Brasil está impulsando una ambiciosa estrategia para consolidarse como un actor fundamental en el mercado global de combustibles sostenibles. Esta iniciativa, denominada \"Compromiso de Belém para los Combustibles Sostenibles\", tiene como objetivo central multiplicar por cuatro la producción y el consumo de energías limpias para el año 2035, lo que representa un paso significativo en la lucha contra el calentamiento global y la descarbonización de la economía mundial. El país sudamericano, con una rica tradición en la producción de etanol, busca expandir su liderazgo en este sector emergente, transformando su paisaje energético y agrícola.
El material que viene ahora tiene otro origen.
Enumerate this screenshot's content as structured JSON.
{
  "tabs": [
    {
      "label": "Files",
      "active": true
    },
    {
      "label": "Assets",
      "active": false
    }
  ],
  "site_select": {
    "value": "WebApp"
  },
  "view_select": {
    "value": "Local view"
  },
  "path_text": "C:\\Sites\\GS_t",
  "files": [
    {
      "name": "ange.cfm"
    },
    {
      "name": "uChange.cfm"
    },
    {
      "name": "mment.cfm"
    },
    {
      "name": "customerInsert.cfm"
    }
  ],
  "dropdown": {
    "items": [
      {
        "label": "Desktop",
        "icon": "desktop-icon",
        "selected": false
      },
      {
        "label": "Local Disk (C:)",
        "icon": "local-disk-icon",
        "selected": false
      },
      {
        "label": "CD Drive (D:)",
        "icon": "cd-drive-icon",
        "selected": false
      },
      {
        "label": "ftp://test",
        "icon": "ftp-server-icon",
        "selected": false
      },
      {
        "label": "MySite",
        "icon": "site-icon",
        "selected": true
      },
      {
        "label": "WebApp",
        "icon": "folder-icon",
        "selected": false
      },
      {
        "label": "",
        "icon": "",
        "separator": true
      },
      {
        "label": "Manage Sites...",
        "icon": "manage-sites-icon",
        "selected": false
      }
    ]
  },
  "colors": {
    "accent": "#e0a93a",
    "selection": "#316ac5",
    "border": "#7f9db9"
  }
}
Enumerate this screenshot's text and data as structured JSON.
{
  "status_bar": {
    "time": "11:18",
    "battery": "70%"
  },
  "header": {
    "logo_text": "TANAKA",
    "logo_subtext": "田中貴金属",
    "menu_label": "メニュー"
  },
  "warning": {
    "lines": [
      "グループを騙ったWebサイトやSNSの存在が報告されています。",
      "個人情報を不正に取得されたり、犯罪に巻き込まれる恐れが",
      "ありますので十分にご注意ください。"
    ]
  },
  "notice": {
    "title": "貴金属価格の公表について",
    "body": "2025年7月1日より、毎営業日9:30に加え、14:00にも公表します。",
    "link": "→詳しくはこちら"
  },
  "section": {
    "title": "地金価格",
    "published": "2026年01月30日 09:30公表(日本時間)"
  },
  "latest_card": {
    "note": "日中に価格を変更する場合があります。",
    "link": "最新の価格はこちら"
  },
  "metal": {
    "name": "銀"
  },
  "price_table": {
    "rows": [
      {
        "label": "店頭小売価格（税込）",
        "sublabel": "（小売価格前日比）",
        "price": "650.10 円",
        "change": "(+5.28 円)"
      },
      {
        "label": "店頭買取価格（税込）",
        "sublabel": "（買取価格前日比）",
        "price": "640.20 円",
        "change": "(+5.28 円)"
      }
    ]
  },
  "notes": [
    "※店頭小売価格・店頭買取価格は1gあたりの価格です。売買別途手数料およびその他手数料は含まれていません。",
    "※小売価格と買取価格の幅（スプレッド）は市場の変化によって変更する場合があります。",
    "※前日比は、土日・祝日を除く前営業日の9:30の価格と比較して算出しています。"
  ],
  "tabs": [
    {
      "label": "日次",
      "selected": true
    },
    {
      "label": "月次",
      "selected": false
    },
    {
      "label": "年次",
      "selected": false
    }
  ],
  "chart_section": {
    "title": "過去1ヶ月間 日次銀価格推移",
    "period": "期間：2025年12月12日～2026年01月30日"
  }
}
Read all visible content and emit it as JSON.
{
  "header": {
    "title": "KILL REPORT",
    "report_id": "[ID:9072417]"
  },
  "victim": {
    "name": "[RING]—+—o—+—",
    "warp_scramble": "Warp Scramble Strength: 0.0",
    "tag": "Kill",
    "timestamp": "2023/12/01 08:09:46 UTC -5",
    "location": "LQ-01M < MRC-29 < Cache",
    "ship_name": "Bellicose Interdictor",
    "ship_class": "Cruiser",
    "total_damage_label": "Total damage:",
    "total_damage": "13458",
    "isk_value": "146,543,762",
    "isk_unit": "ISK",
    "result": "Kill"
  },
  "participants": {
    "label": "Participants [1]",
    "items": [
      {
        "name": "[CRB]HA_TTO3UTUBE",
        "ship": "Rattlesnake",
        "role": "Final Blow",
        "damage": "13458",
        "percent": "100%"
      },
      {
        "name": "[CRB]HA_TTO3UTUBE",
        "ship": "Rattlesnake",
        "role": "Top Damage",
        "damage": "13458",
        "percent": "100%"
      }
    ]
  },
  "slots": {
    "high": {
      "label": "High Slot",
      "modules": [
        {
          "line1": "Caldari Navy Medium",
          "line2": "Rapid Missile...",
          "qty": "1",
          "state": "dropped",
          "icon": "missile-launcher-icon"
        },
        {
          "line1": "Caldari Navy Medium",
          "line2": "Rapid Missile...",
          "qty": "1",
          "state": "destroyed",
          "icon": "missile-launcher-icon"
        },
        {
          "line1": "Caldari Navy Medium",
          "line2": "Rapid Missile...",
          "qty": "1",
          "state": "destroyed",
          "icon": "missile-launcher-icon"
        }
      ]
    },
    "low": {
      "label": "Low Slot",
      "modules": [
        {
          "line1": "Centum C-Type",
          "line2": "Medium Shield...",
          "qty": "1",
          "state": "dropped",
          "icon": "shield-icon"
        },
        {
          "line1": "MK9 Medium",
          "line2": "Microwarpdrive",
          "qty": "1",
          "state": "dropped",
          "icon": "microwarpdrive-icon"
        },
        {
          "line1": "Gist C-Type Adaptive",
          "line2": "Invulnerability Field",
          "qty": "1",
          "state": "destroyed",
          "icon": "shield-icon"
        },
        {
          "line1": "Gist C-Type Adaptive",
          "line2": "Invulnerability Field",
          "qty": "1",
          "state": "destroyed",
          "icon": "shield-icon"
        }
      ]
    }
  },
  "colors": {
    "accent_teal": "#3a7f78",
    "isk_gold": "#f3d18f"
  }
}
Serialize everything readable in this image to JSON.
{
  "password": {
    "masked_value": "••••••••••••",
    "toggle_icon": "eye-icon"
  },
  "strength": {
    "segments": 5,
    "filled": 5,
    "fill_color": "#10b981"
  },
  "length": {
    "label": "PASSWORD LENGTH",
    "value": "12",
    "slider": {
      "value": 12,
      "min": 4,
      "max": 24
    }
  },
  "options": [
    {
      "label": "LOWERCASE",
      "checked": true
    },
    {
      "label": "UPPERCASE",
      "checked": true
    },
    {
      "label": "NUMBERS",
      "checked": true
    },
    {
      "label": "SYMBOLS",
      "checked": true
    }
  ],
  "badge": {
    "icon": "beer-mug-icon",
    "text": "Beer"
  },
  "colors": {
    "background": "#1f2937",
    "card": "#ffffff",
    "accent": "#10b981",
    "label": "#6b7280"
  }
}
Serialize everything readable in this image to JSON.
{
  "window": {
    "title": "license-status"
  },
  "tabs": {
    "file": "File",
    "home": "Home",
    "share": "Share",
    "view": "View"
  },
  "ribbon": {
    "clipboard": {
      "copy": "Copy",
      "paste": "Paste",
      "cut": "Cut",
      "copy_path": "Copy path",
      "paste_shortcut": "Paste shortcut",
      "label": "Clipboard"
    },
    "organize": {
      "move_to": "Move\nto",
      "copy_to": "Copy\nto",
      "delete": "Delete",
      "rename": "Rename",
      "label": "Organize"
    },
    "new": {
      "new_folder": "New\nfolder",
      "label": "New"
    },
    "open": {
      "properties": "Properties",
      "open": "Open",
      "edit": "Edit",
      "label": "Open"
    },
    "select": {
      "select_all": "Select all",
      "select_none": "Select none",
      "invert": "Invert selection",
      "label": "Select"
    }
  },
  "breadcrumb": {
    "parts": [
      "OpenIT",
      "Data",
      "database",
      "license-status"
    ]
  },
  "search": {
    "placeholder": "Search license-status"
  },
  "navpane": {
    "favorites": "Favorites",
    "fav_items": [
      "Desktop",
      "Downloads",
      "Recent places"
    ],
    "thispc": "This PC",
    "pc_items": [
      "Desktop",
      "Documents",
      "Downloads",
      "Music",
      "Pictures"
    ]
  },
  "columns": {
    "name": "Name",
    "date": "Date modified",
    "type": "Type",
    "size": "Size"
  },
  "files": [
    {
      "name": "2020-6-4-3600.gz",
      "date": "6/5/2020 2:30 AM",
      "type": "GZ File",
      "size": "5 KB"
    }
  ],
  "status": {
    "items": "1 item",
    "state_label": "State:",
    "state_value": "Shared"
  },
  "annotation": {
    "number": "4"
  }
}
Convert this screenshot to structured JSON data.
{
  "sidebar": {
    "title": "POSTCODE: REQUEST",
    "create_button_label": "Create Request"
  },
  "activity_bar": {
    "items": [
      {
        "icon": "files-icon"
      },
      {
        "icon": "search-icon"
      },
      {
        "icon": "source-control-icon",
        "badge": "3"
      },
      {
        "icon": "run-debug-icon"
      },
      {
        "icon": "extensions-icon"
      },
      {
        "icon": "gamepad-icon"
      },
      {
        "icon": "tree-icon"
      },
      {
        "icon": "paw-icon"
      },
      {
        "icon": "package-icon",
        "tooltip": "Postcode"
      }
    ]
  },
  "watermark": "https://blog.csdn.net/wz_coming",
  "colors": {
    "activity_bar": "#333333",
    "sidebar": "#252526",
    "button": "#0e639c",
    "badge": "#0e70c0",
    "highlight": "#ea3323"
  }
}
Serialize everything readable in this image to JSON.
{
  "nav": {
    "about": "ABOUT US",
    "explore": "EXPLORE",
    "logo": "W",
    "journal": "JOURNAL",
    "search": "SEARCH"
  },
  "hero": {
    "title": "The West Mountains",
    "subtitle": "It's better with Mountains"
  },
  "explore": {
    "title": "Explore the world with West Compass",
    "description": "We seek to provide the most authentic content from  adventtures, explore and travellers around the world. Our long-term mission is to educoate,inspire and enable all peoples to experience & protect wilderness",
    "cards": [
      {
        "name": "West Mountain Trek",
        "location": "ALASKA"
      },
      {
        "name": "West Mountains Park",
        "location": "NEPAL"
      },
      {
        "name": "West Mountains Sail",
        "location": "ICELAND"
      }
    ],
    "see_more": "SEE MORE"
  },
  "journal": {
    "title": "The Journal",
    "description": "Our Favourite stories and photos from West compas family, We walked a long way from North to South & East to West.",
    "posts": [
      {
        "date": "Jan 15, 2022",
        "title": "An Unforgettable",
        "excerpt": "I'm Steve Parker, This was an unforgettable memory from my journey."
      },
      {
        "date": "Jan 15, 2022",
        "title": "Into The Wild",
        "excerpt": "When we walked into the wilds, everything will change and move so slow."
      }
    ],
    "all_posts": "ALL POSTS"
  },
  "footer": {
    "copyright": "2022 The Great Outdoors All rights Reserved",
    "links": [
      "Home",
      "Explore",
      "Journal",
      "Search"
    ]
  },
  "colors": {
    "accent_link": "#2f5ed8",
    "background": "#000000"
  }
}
La hoja de ruta presentada por Brasil, que cuenta con el respaldo de naciones como India, Italia y Japón, aborda no solo los biocombustibles tradicionales, sino también nuevas alternativas energéticas como el hidrógeno verde, los combustibles de aviación sostenibles y los combustibles sintéticos marinos. Esta visión integral busca superar las limitaciones de los combustibles fósiles y acelerar la transición hacia un modelo energético más resiliente y respetuoso con el medio ambiente, al tiempo que se promueve la investigación y el desarrollo de tecnologías innovadoras en el ámbito de la bioenergía.
El Plan de Belém: Cuadriplicar la Producción de Combustibles Sostenibles
El Compromiso de Belém, una iniciativa liderada por Brasil y respaldada por naciones como India, Italia y Japón, se presenta como un pilar fundamental para la transición energética global. Su objetivo principal es multiplicar por cuatro la producción y el consumo de combustibles limpios para el año 2035, con el fin de reducir la dependencia de los combustibles fósiles y combatir los efectos del cambio climático. Este ambicioso plan se lanzará oficialmente en la próxima Cumbre del Clima en Belém, Brasil, en noviembre, y busca sumar el apoyo de más países para crear un mercado internacional robusto y estandarizado para los biocombustibles y otras energías sostenibles.
La propuesta se basa en un informe de la Agencia Internacional de Energía, que identifica un enorme potencial para diversificar la oferta de combustibles sostenibles, incluyendo no solo etanol y biodiésel, sino también opciones innovadoras como el hidrógeno verde, combustibles de aviación sostenibles (SAF) y combustibles marinos y sintéticos. La Cumbre del Clima en Belém será un espacio crucial para consolidar este compromiso, que busca implementar la decisión consensuada en la COP28 de Dubái de avanzar hacia el abandono gradual de los combustibles fósiles. Brasil, con su vasta experiencia en bioenergía, aspira a liderar esta transformación, aprovechando su capacidad agrícola y tecnológica para expandir significativamente la producción de estas alternativas energéticas y establecer nuevas normas globales en el sector.
Brasil en la Vanguardia de la Bioenergía: Potencial y Desafíos
Brasil, históricamente un pionero en la producción de etanol a partir de la caña de azúcar, está posicionado de manera única para liderar la expansión del mercado de biocombustibles. El país cuenta con vastas extensiones de tierras degradadas que podrían ser recuperadas y destinadas a la producción de biomasa, sin comprometer la seguridad alimentaria ni la conservación de los ecosistemas forestales. Investigaciones recientes del Instituto de Energía y Medio Ambiente (IEMA) sugieren que Brasil podría duplicar su producción actual de biocombustibles para 2050 utilizando solo pastizales degradados, lo que demuestra el enorme potencial del país para contribuir a la descarbonización del transporte y la industria.
Sin embargo, el camino hacia la consolidación de un mercado global de biocombustibles presenta desafíos significativos, especialmente en lo que respecta a la estandarización de normas y la superación de objeciones sobre posibles impactos ambientales y conflictos por el uso de la tierra. A pesar de estas dificultades, Brasil continúa innovando en el sector, desarrollando etanol de segunda generación a partir de residuos agrícolas como la paja de caña de azúcar, y produciendo biometano a partir de la biorrefinación de residuos de destilería. La adopción de combustibles como el diésel 'verde', que ofrece ventajas ambientales sobre el biodiésel convencional, también forma parte de la estrategia brasileña para una transición energética justa y equitativa, en la que la electrificación y los combustibles sostenibles se complementen para alcanzar los objetivos climáticos globales.